Effects of exogenous chloride ions on the migration and transformation of Cd in a soil-rice system

Soil cadmium (Cd) contamination has emerged as a significant global environmental concern, posing numerous risks to individual organisms and entire ecosystems. Concurrently, the global increase in pesticide usage has elevated the influx of chloride ions (Cl − ) into the soil. Given Cl − ’s robust ability to coordinate and complex with various heavy metal ions, understanding its influence on the migration and transformation of Cd in soil-rice systems is essential for the rational application of pesticides and the effective mitigation of soil heavy metal pollution.

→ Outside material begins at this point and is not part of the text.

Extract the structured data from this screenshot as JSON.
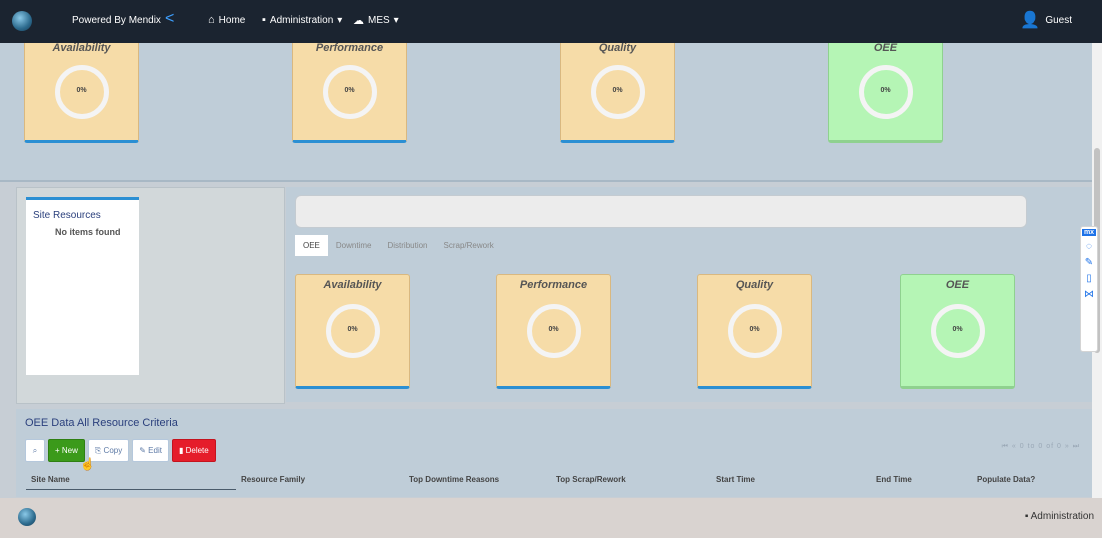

In this paper, we explained the effect of Cl − on the environmental behavior of Cd in the soil-rice system in terms of growth traits, Cd uptake and accumulation by rice, and Cd solid-solution phase interface behavior through pot experiments and sand culture experiments. The results showed that Cd concentrations in all parts of the rice treated with CaCl 2 during the filling period were lower than those in the Ca(NO 3 ) 2 -treated group, with Cd accumulation diminishing as Cl − concentration increased. This suggests that the filling period is critical for Cd uptake and accumulation in rice. Unlike the accompanying anion NO 3 − , exogenous Cl − reduced Cd concentrations in the soil solution but increased them in rice. Notably, when the Cd/Cl ratio ranged from 0.625 to 2.5, Cl − formed predominantly CdCl + -complexes with free Cd 2+ in the soil solution, enhancing the mobilization of Cd bound to soil particles and its subsequent absorption by rice. This study aims to assess Cl − ’s effect on Cd migration and transformation in soil-rice systems, providing insights for safe rice production on Cd-contaminated soils and rational use of chlorine-containing pesticides.